«La metamorfosis y otros relatos» de Franz Kafka



No estoy seguro si es la tercera o la cuarta lectura que hago de «La metamorfosis». En esta ocasión lo he hecho no tanto por este cuento como por el resto de relatos que componen este volumen. En total han sido 18 historias, algunas muy cortas. Prácticamente en todas, Kafka recurre al absurdo, entendiendo como tal una situación imposible que transcurre en un ambiente real: una cucaracha pensante, un ayunador (alguien que compite por ser el que más tiempo aguanta el ayuno), un chimpancé que habla, etc.

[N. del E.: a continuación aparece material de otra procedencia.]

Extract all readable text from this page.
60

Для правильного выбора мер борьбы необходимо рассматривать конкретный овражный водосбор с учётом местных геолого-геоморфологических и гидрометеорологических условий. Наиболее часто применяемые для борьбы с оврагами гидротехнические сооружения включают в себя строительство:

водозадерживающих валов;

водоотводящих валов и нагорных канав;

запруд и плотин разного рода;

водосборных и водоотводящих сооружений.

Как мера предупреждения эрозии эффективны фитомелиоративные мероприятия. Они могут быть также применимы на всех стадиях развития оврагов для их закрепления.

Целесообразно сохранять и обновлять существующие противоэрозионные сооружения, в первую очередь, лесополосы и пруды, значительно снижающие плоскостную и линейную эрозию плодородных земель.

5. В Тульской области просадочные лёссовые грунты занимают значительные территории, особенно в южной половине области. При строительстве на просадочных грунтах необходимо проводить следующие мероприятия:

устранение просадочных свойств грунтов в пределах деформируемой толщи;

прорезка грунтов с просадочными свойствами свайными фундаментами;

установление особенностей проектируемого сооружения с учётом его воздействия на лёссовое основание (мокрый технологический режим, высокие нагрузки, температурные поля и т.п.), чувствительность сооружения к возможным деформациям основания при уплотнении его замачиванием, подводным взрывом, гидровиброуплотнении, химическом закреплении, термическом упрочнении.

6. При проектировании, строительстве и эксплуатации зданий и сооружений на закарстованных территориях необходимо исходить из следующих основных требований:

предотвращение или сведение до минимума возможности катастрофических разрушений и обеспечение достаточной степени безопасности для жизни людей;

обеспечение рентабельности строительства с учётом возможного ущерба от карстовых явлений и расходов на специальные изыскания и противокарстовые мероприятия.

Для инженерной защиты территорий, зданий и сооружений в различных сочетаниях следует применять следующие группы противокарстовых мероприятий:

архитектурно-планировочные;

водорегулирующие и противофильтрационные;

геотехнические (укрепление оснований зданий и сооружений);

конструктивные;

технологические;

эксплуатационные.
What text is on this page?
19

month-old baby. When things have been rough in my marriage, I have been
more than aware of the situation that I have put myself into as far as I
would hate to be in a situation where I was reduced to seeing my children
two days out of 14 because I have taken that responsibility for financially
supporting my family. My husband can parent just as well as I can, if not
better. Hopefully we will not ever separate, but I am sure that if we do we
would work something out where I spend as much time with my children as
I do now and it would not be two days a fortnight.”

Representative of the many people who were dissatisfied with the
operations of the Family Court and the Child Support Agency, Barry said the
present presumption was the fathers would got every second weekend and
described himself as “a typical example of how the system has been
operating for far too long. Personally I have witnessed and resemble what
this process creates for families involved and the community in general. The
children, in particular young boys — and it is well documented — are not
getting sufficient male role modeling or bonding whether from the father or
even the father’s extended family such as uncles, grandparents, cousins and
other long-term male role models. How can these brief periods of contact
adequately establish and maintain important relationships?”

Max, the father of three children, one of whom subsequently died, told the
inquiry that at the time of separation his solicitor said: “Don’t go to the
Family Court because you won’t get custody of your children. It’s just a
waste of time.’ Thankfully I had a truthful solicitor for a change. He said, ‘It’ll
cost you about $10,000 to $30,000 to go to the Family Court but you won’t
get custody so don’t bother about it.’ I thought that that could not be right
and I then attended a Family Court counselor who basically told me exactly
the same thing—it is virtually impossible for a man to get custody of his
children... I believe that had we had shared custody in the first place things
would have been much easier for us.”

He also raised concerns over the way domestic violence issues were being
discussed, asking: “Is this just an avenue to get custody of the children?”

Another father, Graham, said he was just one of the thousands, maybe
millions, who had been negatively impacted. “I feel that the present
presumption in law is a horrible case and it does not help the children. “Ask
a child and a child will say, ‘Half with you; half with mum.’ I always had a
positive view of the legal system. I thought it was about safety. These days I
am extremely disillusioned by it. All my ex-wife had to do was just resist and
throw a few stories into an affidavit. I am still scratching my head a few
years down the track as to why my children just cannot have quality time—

Reconozco que no soy el más indicado para enjuiciar esta obra ya que mi tendencia a la racionalidad me impide apreciar en toda su riqueza las metáforas y alegorías que despliega Kafka. Sí reconozco, en cambio, la calidad de su escritura por mucho que las historias en sí no consigan interesarme ni, menos, emocionarme; hecho que me frustra, ya que este autor y su obra son reconocidos como una de las cumbres de la literatura universal. Lo sé, una lástima.

Como no tengo mucho más que decir, finalizo con unos pocos fragmentos que he anotado:

  • Y aún estaba ocupado en llevar a cabo tan difícil operación, sin tiempo para pensar en otra cosa, cuando oyó una exclamación del gerente que sonó como el aullido del viento, y le vio, junto a la puerta, taparse la boca con la mano y retroceder lentamente, como empujado por una fuerza invisible.
  • Con la libertad, dicho sea de paso, uno se engaña a menudo entre los hombres, ya que si el sentimiento de libertad es uno de los más sublimes, igualmente sublimes son los correspondientes engaños.
  • La vida es increíblemente corta. Ahora, al recordarla, la veo tan apretada que, por ejemplo, casi no comprendo cómo un joven puede tomar la decisión de ir a caballo hasta el pueblo más próximo sin temer (y descontando, por supuesto, la posibilidad de una desgracia) que ni el espacio de una vida normal y sin contratiempos baste para empezar siquiera semejante viaje.
  • Me sirven una copa de ron; el anciano me palmotea la espalda, como si el ofrecimiento de su preciado licor le diera derecho automáticamente a esta familiaridad. Niego con la cabeza; para la limitada mentalidad del anciano, debo de estar enfermo: es la única explicación posible a mi negativa.
  • Es fácil escribir recetas, pero entenderse con la gente es difícil.
  • Pero mientras cierro el maletín y extiendo el brazo hacia mi abrigo, la familia se reúne; el padre olfatea la copa de ron que tiene en la mano; la madre, evidentemente decepcionada conmigo, se muerde llorosa los labios, y la hermana agita un pañuelo manchado de sangre; me siento, en cierto modo, dispuesto a admitir que tal vez el joven esté enfermo.
  • La señora Wese, en medio de una muchedumbre, se acerca corriendo, con el rostro desencajado por el terror. El abrigo de piel se abre; la mujer se arroja sobre Wese, a quien ese cuerpo envuelto en un camisón pertenecía; el abrigo de pieles que cubre al matrimonio, como el césped de una tumba, pertenece a la multitud.